Ricardo Ruiz de la Serna,
Ha bastado que Juan García Gallardo, vicepresidente de la Junta de Castilla y León, anunciase medidas a favor de la vida para que se desencadenase una tormenta política, periodística y social. Todo el progresismo, desde Podemos hasta el Partido Popular de Alberto Núñez Feijóo, que se expresó por boca de Borja Sémper, criticó la batería de medidas provida, que incluyen dar a la madre la posibilidad de escuchar el latido fetal y acceder a la ecografía 4D del bebé.
Durante años, una formidable maquinaria propagandística ha tratado de convencer a las madres y a los padres de que aquello que la mujer lleva en su interior no es un ser humano, sino otra cosa: un amasijo de células, un futurible, un ente sin consciencia; en suma, un no humano. Así comienzan todas las matanzas: con la deshumanización de la víctima.
Aquí conviene detenerse un instante: para tratar de despojar de su humanidad al concebido no nacido, se han movilizado instancias académicas, científicas, políticas, culturales… Desde las agencias de las Naciones Unidas -la OMS, sin ir más lejos- hasta el Consejo de Europa, han tratado de presentar el aborto como un derecho, como una forma de la salud “sexual y reproductiva”, como algo inevitable que se debe permitir porque, de lo contrario, se hará clandestinamente… Aquel reportaje de 1976 titulado “Abortar en Londres”, que publicó el buque insignia de la prensa de izquierdas, era parte de una campaña para extender a España lo que ya se venía haciendo en otros países. A la vista están los resultados: una catástrofe demográfica, una crisis antropológica y un modelo de sociedad inhumano.
En efecto, el aborto es la forma más radical, pero no la única, de la inhumanidad que se esconde detrás del pretendido discurso progresista de libertades y derechos. La eutanasia, la eugenesia y otras tantas agresiones al ser humano se revisten de los mismos ropajes que la matanza de los inocentes en los vientres de sus madres. Este problema no se afronta con “políticas de gestión”, sino con valores y principios llevados a la política.
Por eso, es reconfortante encontrar a políticos que se atreven a alzarse contra la cultura de la muerte.
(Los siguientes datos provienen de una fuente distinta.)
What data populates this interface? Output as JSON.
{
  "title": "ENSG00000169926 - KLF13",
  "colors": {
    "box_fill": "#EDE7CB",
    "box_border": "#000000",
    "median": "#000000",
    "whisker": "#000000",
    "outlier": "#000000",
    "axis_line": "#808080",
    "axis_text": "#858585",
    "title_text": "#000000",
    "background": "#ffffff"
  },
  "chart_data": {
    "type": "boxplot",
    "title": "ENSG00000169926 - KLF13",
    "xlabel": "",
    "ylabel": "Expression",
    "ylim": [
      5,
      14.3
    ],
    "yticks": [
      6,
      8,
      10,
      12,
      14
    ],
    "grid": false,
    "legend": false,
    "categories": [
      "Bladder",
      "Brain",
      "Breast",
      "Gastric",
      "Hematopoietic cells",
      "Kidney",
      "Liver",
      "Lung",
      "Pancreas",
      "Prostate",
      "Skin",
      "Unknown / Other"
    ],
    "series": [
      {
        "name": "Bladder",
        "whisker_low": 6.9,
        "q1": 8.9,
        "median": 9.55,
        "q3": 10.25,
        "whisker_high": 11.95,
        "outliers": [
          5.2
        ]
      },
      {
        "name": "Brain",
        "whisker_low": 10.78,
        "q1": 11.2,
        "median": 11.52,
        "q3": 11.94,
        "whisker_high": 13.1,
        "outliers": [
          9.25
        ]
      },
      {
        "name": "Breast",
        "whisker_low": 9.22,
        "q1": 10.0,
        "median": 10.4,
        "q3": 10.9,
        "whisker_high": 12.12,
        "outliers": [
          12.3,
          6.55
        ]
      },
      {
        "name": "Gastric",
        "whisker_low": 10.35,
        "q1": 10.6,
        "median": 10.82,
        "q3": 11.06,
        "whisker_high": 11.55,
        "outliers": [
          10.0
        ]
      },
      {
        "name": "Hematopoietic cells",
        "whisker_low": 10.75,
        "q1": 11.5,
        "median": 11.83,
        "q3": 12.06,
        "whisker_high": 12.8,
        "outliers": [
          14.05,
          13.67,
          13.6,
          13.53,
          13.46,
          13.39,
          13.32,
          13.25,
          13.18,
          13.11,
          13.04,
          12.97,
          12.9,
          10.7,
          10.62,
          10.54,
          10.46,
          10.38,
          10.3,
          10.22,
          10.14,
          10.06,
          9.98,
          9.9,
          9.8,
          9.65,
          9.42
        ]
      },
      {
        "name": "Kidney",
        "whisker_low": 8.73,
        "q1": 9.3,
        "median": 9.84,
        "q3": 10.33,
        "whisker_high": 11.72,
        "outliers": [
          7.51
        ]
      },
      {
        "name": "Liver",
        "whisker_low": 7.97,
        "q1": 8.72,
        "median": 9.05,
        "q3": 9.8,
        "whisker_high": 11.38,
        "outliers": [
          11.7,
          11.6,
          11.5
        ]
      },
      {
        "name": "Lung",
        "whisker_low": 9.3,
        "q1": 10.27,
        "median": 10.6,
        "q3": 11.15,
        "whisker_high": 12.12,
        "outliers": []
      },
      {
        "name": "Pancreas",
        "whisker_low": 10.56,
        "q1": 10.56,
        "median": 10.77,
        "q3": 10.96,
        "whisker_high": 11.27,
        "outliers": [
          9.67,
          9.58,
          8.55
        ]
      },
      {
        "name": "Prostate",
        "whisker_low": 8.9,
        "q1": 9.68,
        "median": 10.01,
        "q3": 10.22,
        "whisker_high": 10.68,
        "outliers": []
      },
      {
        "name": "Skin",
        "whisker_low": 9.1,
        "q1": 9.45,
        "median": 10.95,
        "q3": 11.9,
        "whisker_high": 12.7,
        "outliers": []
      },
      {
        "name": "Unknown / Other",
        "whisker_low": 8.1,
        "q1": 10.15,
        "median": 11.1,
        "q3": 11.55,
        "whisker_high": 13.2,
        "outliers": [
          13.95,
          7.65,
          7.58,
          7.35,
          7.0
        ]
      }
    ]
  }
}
Decía Albert Camus que un hombre rebelde es “un hombre que dice no. Pero negar no es renunciar: es también un hombre que dice sí desde su primer movimiento”. En realidad, la reacción que se está produciendo en todo el mundo contra la ideología “woke” parte de esa afirmación fundante. Desde la defensa de la vida hasta la reivindicación de la maternidad y la paternidad, millones de mujeres y de hombres se están dando cuenta de aquí hay algo que no funciona.
Sería un error creer que el abortismo como fenómeno cesará cuando pierdan el poder los partidos de izquierdas. La tibieza del Partido Popular a la hora de enfrentarse al aborto y erradicarlo no brota de la confusión ideológica, sino de la decisión consciente de asumir un discurso transversal que comparten todos los partidos progresistas: la Agenda 2030. La estrategia de ganar el poder con los votos de la derecha y gobernar para complacer a la izquierda es muy antigua. Tiene tantos años como la de acordarse de los votantes de derecha cuando llegan las elecciones y olvidarse de ellos el resto del tiempo.
Los abortistas, en fin, necesitan el ruido. Les hace falta gritar consignas. Necesitan aplaudir a los suyos y vociferar contra el resto. Les resulta imprescindible silenciar las voces discrepantes y acallarlas entre protestas escandalizadas.
La vida, en cambio, no necesita tanto jaleo para imponerse. Sólo precisa de unos segundos. Le es suficiente dejar que suene, en el silencio perfecto del seno materno, ese corazón palpitante. A la vida le basta un latido para abrirse paso. Por eso le tienen tanto miedo.